Current through Reg. 50, No. 13; March 28, 2025
(a) Case management
services may be provided via telehealth with the prior written consent of the
parent. If the parent declines to consent to telehealth services, case
management must still be provided.
(b) All case management activities must be
documented in the child's record. Case management activities include:
(1) coordinating the performance of
evaluations and assessments;
(2)
facilitating and participating in the development, review, and evaluation of
the IFSP in accordance with Subchapter J of this chapter (relating to
Individualized Family Service Plan);
(3) supporting families to meet their needs
by:
(A) assisting families with identifying
unmet needs;
(B) assisting families
with identifying available providers of services and supports;
(C) making appropriate referrals and
facilitating applications for services and supports; and
(D) assisting with initial and ongoing
contact to obtain services from medical, social, and educational providers to
address identified needs and achieve goals specified in the IFSP;
(4) following up with families and
providers of services and supports to assist the child with timely access to
services, and discussing the status of referrals to determine whether the
services have met the child's identified needs, and whether ongoing assistance
to ensure continued access will be necessary;
(5) monitoring and assessment of the delivery
and effectiveness of services at least every six months after the IFSP is
developed.
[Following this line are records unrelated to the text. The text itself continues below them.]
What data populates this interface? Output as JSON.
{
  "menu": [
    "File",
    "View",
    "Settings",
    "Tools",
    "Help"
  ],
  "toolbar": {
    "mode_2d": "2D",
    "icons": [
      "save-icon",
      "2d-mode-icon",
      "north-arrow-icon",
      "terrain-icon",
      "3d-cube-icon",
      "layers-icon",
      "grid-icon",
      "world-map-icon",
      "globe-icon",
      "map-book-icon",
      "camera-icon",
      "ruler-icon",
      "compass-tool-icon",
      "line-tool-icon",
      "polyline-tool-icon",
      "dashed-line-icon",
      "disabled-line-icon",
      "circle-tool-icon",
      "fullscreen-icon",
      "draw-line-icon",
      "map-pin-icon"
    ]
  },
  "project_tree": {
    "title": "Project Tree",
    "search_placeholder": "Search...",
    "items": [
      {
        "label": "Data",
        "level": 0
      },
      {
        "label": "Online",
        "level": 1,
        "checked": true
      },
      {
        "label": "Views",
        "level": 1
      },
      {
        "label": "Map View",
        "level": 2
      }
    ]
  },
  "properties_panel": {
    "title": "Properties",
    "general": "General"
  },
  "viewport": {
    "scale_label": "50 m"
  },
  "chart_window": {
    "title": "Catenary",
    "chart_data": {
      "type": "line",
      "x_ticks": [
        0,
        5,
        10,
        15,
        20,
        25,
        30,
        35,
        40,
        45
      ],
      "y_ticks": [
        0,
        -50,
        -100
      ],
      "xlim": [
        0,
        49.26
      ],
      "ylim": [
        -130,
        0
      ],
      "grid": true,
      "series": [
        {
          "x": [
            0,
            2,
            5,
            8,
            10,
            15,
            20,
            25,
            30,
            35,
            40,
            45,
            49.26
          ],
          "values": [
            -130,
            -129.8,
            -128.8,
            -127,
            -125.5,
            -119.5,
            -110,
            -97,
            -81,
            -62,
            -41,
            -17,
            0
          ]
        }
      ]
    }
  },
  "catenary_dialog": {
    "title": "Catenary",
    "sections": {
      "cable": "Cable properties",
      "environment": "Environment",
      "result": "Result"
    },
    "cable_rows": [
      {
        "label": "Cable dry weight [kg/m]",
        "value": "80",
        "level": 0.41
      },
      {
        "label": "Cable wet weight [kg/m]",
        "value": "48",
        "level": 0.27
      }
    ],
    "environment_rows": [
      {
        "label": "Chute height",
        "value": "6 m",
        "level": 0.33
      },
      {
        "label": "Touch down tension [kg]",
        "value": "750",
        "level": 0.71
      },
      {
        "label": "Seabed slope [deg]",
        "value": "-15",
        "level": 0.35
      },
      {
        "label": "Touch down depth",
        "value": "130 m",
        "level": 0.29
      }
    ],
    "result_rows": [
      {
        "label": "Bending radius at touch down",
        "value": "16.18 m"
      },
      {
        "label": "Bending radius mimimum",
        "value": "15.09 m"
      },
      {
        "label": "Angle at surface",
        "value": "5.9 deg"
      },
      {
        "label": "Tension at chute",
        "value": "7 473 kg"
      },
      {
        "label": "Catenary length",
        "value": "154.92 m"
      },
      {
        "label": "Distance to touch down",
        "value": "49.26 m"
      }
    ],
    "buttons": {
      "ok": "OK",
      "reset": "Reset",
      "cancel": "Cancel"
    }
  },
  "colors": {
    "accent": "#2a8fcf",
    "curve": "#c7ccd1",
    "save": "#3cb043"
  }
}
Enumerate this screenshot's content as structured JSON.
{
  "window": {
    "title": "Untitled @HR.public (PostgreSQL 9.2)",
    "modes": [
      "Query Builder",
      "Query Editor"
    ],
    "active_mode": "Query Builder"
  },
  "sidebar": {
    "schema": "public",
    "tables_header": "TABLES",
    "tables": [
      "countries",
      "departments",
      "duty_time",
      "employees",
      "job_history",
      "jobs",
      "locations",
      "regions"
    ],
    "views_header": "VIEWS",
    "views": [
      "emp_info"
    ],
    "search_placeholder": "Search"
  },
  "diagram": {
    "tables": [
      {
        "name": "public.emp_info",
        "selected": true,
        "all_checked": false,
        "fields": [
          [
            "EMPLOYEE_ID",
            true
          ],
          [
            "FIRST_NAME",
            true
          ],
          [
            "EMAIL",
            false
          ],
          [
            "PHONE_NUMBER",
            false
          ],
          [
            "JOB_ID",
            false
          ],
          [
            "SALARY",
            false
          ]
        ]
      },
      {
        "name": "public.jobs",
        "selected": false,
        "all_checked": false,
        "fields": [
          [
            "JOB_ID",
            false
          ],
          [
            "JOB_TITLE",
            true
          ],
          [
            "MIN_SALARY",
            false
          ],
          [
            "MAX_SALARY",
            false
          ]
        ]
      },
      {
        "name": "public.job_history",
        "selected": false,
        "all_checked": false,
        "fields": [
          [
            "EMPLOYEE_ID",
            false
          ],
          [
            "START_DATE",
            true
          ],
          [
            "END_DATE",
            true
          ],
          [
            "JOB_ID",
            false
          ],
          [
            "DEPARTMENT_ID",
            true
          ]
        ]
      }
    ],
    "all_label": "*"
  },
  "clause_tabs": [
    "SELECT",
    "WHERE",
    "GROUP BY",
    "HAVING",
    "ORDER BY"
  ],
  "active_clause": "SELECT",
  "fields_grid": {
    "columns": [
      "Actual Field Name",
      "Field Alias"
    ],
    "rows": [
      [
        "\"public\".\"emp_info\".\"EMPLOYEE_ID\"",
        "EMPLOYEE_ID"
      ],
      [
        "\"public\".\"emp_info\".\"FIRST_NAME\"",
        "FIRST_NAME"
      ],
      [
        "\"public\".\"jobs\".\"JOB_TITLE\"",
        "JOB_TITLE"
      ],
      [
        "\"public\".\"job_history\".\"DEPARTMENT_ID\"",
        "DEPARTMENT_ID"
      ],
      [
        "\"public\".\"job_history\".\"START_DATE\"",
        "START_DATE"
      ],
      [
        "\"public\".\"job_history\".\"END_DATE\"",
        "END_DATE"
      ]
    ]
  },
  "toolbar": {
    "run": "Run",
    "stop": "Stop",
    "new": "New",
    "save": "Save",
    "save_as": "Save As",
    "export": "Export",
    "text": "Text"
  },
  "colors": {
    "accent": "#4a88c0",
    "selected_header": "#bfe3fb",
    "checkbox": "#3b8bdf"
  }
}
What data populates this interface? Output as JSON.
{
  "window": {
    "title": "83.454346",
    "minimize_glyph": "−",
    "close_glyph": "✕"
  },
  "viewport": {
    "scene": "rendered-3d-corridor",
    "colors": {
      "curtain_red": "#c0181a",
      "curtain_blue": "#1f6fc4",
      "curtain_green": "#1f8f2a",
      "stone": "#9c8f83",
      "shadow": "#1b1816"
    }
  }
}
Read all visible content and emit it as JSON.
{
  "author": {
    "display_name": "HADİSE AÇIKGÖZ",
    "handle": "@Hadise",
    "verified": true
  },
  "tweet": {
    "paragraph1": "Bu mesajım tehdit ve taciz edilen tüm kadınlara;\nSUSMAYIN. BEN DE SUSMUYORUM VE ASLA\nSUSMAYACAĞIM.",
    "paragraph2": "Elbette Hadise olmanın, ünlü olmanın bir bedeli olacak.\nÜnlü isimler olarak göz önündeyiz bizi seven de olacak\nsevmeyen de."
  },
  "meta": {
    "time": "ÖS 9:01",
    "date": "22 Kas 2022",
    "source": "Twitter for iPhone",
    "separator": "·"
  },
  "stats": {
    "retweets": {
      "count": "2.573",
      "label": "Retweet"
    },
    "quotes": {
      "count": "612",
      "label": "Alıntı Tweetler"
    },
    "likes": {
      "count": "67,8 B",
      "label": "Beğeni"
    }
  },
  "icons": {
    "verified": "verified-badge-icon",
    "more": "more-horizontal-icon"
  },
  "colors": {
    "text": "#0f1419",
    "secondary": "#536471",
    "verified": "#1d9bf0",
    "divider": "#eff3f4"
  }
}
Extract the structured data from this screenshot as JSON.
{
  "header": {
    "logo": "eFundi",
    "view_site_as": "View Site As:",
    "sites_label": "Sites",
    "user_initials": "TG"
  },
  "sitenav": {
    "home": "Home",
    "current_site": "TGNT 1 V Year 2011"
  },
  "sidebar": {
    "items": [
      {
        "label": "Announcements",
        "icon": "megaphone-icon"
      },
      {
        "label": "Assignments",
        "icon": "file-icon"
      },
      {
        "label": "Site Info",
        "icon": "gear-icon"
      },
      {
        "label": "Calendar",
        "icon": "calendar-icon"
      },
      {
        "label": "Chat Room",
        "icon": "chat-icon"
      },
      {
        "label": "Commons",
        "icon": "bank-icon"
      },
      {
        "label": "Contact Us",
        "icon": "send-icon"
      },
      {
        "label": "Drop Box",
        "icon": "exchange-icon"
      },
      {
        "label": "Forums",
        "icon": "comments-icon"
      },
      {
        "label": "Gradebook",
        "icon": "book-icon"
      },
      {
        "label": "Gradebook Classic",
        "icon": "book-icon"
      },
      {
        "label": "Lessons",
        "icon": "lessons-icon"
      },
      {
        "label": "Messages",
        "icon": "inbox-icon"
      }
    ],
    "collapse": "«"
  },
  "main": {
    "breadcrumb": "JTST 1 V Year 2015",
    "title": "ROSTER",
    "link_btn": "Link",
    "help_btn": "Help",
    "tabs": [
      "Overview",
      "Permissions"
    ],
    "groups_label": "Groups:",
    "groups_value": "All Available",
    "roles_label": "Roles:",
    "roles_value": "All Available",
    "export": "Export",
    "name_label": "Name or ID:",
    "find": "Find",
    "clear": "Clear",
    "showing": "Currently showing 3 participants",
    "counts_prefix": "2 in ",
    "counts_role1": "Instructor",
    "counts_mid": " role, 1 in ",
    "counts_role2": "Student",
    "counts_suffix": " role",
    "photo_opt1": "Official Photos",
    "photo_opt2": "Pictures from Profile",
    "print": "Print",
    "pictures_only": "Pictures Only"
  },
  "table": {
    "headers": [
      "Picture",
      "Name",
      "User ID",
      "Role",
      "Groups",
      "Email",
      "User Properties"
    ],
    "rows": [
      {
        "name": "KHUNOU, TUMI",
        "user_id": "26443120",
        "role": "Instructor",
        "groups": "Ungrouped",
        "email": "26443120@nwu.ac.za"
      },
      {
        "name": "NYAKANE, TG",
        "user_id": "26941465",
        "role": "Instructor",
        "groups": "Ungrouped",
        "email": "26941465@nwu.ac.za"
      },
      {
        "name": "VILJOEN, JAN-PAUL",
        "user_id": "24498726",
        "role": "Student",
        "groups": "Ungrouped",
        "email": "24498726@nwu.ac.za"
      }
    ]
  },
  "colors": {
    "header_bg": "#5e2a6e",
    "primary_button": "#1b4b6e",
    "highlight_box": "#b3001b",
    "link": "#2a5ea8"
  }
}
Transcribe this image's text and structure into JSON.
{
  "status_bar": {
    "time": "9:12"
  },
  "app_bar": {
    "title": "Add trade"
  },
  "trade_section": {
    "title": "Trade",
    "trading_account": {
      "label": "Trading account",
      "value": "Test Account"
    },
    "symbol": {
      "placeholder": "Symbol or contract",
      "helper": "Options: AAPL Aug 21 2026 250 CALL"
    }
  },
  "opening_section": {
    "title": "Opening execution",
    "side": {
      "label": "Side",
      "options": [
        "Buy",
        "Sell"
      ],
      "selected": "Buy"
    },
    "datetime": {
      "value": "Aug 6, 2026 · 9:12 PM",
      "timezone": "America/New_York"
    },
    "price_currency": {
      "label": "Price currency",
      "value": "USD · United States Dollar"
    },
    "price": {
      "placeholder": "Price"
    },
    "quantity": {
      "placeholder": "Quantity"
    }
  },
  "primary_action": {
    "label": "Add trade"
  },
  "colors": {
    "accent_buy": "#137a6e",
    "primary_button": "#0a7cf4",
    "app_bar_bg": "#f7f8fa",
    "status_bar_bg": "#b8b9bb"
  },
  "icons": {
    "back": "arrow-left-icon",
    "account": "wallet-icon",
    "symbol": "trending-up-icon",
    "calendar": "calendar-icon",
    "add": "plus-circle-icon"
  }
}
This process must:
(A) be
individualized and clearly related to the needs of the child and
family;
(B) collect information
from family members, ECI professionals, and other entities and individuals who
provide services or supports to the child and family to assess whether:
(i) services are being provided in accordance
with the child's IFSP;
(ii)
services are adequate to meet the child's and family's needs;
(iii) all ECI professionals are effectively
collaborating to address the child's and family's needs; and
(iv) parents and routine caregivers are able
to use the interventions being presented;
(6) adjusting the IFSP if new needs,
ineffectiveness, or barriers to services are identified;
(7) assisting the parent or routine caregiver
in advocating for the child;
(8)
coordinating with medical and other health providers to ensure services are
effective in meeting the child's and family's needs; and
(9) facilitating the child's transition to
ECSE or other appropriate community services and supports.
(c) TCM is case management that meets the
following criteria.
(1) The contact occurs
with the parent or routine caregiver.
(2) The contact occurs face-to-face or by
telephone.
(3) Contacts made in one
day total at least eight minutes in duration.
(4) The desired outcome of the contact is of
direct benefit to a child who is eligible for ECI services.
(5) During the contact the service
coordinator performs a case management activity as described in subsection (a)
of this section.
(d) TCM
must be offered to all families and documented in a child's record, regardless
of the child's Medicaid enrollment.
(e) Case management activities not defined as
TCM occur when the service coordinator performs a case management activity as
defined in subsection (a) of this section; and
(1) the contact is with individuals other
than a parent or routine caregiver;
(2) the desired outcome of the contact is not
of direct benefit to a child who is eligible for ECI services;
(3) the contact is less than eight minutes in
duration; or
(4) the contact does
not occur face-to-face or by telephone.